Raccolti tutti i dati si decise dunque di procedere con una serie di calcoli e dalle medie finali risultò un unico vincitore assoluto: Alfredo Di Stefano.
La mitica ‘Saeta Rubia’, si piazzò al primo posto seguito da Cruyff e Platini e, accompagnato dalla moglie Sara, venne premiato, in diretta televisiva insieme a Marco Van Basten, e al cospetto degli altri campioni in lizza per il premio, con un trofeo speciale in vetro con un Pallone d’Oro in cima e tanti piccoli Palloni d’Oro alla sua base.
“Alfredo Di Stefano
Super Ballon d’Or Europeen France Football TF1
24 december 1989”.
Era questa la scritta che campeggiava sulla targhetta del premio con il quale si era deciso di incoronare il più grande di tutti.
“Ho scoperto solo una decina di giorni fa - svelerà a ‘France Football’ - di essere in lizza per questo premio con Cruyff, Platini, Beckenbauer, Keegan e Rummenigge. A dire la verità non mi aspettavo di vincere. Si tratta di una ricompensa straordinaria, soprattutto in considerazione del fatto che mi sono ritirato molti anni fa. Non si può immaginare quanto sia felice in questo momento. E’ davvero un grande onore per me e dedico questo Super Pallone d’Oro a tutti coloro che hanno votato per me, a chi ha organizzato tutto questo e al mondo intero”.

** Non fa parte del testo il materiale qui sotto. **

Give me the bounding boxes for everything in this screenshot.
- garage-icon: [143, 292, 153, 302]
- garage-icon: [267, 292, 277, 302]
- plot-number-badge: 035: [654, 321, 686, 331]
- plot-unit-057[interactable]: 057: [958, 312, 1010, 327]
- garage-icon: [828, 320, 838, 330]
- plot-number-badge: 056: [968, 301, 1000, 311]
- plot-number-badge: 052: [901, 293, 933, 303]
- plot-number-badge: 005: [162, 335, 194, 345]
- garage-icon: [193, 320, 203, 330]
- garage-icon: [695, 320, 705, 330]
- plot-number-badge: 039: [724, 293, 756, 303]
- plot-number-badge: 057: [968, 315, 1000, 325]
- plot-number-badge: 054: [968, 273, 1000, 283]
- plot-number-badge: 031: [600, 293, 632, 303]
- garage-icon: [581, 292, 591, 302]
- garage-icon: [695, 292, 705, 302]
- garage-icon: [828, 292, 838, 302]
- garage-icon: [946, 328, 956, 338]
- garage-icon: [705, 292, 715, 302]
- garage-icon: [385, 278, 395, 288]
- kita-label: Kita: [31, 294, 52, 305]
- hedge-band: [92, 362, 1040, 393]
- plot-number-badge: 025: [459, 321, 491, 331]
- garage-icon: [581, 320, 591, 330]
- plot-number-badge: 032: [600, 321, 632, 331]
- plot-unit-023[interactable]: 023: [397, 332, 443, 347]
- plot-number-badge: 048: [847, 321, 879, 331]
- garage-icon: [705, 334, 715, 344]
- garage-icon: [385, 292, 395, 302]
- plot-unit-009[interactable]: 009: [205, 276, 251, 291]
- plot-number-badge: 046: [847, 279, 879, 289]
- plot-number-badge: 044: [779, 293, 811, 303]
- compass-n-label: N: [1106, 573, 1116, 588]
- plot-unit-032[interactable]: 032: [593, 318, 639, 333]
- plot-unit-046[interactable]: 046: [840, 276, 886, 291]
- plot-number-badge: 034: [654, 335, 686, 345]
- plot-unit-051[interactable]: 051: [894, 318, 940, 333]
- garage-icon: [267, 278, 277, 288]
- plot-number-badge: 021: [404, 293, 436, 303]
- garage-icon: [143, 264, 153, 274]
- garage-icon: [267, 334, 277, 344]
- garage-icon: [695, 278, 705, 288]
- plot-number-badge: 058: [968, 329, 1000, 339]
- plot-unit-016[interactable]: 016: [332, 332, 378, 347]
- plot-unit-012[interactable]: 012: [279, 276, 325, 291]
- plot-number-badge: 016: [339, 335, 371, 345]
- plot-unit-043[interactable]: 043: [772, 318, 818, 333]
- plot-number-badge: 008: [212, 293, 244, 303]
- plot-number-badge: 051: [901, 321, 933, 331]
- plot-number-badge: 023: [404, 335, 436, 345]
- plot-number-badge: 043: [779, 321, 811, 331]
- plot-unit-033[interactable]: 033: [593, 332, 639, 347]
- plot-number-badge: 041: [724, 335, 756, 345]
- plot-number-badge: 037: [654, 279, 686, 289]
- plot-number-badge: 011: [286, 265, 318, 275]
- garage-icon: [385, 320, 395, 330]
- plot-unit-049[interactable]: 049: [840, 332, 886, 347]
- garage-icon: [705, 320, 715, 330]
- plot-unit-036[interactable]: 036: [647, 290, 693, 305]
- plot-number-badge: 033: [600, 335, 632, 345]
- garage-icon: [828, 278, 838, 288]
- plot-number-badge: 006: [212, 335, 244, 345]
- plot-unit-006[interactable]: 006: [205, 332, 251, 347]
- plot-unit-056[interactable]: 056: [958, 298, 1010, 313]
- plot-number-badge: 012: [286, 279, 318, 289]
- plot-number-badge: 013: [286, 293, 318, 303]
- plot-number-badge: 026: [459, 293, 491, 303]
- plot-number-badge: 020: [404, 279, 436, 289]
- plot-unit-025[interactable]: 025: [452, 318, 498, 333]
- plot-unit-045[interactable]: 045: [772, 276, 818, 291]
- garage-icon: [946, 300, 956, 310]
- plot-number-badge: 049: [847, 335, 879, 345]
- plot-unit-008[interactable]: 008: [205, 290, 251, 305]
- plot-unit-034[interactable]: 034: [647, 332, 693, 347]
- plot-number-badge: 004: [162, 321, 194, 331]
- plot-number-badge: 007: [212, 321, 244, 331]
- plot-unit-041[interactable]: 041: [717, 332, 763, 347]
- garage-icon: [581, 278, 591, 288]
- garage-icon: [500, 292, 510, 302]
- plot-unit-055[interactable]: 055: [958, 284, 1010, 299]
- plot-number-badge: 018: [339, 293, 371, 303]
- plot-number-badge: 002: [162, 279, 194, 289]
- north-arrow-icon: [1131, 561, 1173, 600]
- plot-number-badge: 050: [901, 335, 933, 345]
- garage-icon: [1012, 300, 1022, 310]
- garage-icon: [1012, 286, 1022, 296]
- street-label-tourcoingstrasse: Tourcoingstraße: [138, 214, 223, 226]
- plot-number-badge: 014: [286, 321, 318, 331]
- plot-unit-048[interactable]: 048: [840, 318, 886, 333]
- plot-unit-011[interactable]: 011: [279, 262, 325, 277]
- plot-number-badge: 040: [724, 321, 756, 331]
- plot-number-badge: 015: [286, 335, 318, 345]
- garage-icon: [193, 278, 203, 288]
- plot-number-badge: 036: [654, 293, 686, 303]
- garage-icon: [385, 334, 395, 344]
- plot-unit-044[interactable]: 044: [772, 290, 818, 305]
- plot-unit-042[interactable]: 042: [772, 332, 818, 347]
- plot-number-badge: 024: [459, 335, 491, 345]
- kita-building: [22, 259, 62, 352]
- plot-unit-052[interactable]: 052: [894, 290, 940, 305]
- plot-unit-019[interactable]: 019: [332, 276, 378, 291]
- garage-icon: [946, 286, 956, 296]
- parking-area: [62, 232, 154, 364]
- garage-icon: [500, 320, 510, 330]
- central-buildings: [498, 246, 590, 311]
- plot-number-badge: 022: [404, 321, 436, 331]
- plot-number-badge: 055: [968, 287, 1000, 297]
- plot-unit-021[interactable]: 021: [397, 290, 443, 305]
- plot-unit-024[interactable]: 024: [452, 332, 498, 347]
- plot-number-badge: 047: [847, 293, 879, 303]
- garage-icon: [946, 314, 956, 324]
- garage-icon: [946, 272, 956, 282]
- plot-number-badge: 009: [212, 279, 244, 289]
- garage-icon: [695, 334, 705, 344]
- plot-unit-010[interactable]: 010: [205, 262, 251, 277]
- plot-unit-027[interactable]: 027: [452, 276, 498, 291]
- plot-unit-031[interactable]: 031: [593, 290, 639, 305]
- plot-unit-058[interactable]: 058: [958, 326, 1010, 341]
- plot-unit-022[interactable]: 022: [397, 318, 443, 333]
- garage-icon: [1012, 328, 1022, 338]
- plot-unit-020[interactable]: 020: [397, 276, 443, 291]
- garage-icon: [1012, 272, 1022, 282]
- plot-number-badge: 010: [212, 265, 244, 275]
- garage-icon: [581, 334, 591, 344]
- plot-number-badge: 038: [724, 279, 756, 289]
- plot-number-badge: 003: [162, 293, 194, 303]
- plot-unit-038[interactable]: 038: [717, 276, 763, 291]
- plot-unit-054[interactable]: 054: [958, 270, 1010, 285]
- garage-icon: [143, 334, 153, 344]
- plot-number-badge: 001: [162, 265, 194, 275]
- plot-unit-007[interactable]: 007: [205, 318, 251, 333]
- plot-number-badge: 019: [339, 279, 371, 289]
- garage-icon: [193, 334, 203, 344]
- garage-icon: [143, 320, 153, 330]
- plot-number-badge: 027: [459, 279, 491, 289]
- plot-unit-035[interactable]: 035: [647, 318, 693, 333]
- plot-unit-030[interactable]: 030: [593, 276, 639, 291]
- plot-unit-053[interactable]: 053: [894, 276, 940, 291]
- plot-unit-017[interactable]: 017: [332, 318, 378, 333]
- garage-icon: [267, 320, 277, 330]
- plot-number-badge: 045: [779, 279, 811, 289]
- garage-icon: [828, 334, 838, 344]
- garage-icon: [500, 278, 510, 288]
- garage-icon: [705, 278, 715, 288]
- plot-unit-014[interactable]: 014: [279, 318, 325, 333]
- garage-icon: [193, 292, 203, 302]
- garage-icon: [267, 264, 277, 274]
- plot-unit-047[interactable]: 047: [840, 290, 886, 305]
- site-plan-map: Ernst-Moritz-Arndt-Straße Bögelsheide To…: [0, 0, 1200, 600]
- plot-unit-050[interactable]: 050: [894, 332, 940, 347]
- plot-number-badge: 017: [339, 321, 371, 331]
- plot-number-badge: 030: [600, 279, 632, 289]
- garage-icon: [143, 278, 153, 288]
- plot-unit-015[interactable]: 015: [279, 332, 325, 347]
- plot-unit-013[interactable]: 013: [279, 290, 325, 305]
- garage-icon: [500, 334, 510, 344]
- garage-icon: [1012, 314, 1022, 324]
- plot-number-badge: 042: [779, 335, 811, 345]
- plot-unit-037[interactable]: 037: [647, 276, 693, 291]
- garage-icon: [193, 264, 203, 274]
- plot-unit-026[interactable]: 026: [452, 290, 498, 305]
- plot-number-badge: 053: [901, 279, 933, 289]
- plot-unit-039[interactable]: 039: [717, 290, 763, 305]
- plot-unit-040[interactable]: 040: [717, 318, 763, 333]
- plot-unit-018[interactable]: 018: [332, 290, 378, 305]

Chi visita oggi il museo del Real Madrid, può ammirare il Super Pallone d’Oro di Di Stefano, ma in realtà quella esposta è solo una copia del trofeo originale che nel 2021 è andato ad un fortunato collezionista nell’ambito di un’asta voluta dalla famiglia del campionissimo.
Prestigio e contraddizione insieme, come è spesso accaduto nella storia del Pallone d’Oro: a vincere il Super Pallone d’Oro, ovvero il premio che doveva andare al più forte giocatore europeo di sempre… è stato un argentino.
Paese natio a parte però, Alfredo Di Stefano, oltre ad aver vestito anche la maglia della Nazionale spagnola, è stato, senza ombra di dubbio, uno dei più grandi fuoriclasse di ogni tempo. Trascinatore del Real Madrid capace di vincere cinque Coppe dei Campioni consecutive, resta ad oggi il solo calciatore ad aver fatto suo il Super Pallone d’Oro e probabilmente nessuno riuscirà mai ad eguagliarlo. Nel 1989 infatti, si parlò chiaramente di ‘un’unica volta’, ma chissà che le cose non possano cambiare in futuro.
Il tempo dirà se Di Stefano avrà mai un giorno un erede. Quello che è certo è che nel 2020 è stato stilato, attraverso votazioni, il Dream Team del Pallone d’Oro e nello straordinario 3-4-3 venuto fuori, non si è trovato un posto per lui.
Prestigio e contraddizione insieme… appunto. E’ anche questo a rendere così speciale il riconoscimento individuale più ambito da ogni calciatore.